Acabo de ler no site Âmbito Jurídico que o TJDFT confirmou, por unanimidade, a sentença do Juizado Especial Itinerante que condenou uma companhia aérea a indenizar um passageiro que teve seus vinhos danificados durante um voo internacional. 
Segundo o texto extraído do site: O autor conta que, após desembarcar no aeroporto de Brasília, constatou que as nove garrafas de vinho compradas em viagem a Portugal estavam quebradas. Afirma que os vinhos foram adquiridos para presentear parentes no Brasil e que as bebidas foram devidamente embaladas com filme plástico e identificadas com adesivo de fragil aposto pela companhia aérea. Informa que, ao perceber o ocorrido, se dirigiu à loja da ré na tentativa de realizar o Relatório de Irregularidade de Bagagem (RIB), sendo-lhe negado o registro, sob o argumento de que a empresa não possuía nenhuma responsabilidade, uma vez que os vinhos não poderiam ter sido transportados como bagagem.

Para o julgador, os danos ocorridos no transporte da bagagem restaram incontroversos visto que, além dos registros fotográficos, tal fato não foi refutado pela ré. “Assim, o conjunto probatório enseja conclusão de que a ré realizou o despacho da bagagem do autor de modo indevido, a ponto de danificá-la, sendo que a transportadora é responsável pelos danos ocasionados no transporte indevido dos objetos dos consumidores”, acrescentou o juiz.
O magistrado segue afirmando que as provas juntadas aos autos permitem ainda uma outra conclusão: de que o autor não recebeu informação adequada e clara sobre as consequências do transporte das garrafas. “Dessa forma, a ré praticou conduta ilícita consistente na violação do dever de informação (art. 6º, inciso III, da Lei 8.078/90) decorrente do princípio da boa-fé objetiva que impõe a observância de padrões de lealdade, probidade e honestidade que devem nortear o comportamento dos contratantes antes, durante e depois do vínculo contratual por eles formalizado”, registra.

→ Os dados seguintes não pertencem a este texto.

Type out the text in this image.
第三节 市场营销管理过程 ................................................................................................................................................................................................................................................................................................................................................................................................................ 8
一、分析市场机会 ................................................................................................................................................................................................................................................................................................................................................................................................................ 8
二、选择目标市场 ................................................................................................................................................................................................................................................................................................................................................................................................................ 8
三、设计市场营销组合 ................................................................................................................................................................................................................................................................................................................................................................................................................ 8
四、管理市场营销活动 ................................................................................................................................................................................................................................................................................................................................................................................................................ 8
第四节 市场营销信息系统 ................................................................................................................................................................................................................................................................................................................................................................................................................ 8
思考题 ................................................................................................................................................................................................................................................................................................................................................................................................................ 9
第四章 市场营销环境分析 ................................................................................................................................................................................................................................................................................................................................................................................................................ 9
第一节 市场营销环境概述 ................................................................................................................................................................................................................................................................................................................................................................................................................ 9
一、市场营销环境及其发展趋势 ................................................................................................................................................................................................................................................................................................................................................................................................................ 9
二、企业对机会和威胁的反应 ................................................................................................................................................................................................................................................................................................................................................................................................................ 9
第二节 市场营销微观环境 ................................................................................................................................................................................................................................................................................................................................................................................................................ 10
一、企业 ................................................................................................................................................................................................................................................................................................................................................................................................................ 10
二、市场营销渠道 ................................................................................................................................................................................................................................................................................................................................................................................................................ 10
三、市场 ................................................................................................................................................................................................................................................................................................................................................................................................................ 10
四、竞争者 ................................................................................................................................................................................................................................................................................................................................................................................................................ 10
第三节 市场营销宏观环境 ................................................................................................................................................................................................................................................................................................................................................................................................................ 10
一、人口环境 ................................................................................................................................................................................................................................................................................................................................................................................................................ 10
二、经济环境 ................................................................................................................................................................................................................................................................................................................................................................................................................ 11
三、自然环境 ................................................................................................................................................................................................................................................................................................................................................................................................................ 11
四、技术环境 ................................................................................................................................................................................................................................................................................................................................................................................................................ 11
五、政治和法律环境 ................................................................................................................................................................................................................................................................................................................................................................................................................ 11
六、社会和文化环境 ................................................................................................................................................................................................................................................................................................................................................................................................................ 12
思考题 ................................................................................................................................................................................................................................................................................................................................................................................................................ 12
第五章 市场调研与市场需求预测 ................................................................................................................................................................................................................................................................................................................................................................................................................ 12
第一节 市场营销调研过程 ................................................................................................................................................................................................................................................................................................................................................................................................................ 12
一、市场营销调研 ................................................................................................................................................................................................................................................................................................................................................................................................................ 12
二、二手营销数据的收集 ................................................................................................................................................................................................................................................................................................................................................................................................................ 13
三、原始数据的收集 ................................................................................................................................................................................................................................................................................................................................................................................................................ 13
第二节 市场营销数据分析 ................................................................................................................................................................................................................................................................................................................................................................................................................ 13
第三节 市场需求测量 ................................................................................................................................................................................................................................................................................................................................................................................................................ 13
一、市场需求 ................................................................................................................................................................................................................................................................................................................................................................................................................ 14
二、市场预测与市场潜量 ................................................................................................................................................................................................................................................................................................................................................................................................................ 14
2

Assim, com fundamento no art. 14 da Lei 8.078/90 c/c art. 734 do Código Civil, o juiz concluiu que o autor tem direito ao ressarcimento dos danos suportados com o transporte inadequado de sua bagagem, que arbitrou em R$ 89,00, acrescidos de juros e correção.

O julgador também considerou procedente o pedido de indenização por danos morais, uma vez que, “além do transtorno pela perda das garrafas de vinho adquiridas em Portugal, o autor se viu impedido, após duas tentativas, de registrar o Relatório de Irregularidade de Bagagem junto à empresa ré”. Em relação ao quantum, o magistrado considerou satisfatório o valor de R$ 3.000,00 para reparar os danos sofridos, quantia essa que também deve sofrer atualização.

Fica o alerta para aqueles passageiros que, eventualmente, venham a passar por este percalço de viagem, que documentem todo o ocorrido e, se julgarem pertinente, procurem seus direitos diante do ocorrido. Apesar de muitas vezes o problema de manuseio não ser das companhias aéreas, mas do serviço aeroportuário, o passageiro deve ter a confiança que seus pertences serão bem cuidados durante todas as etapas do transporte.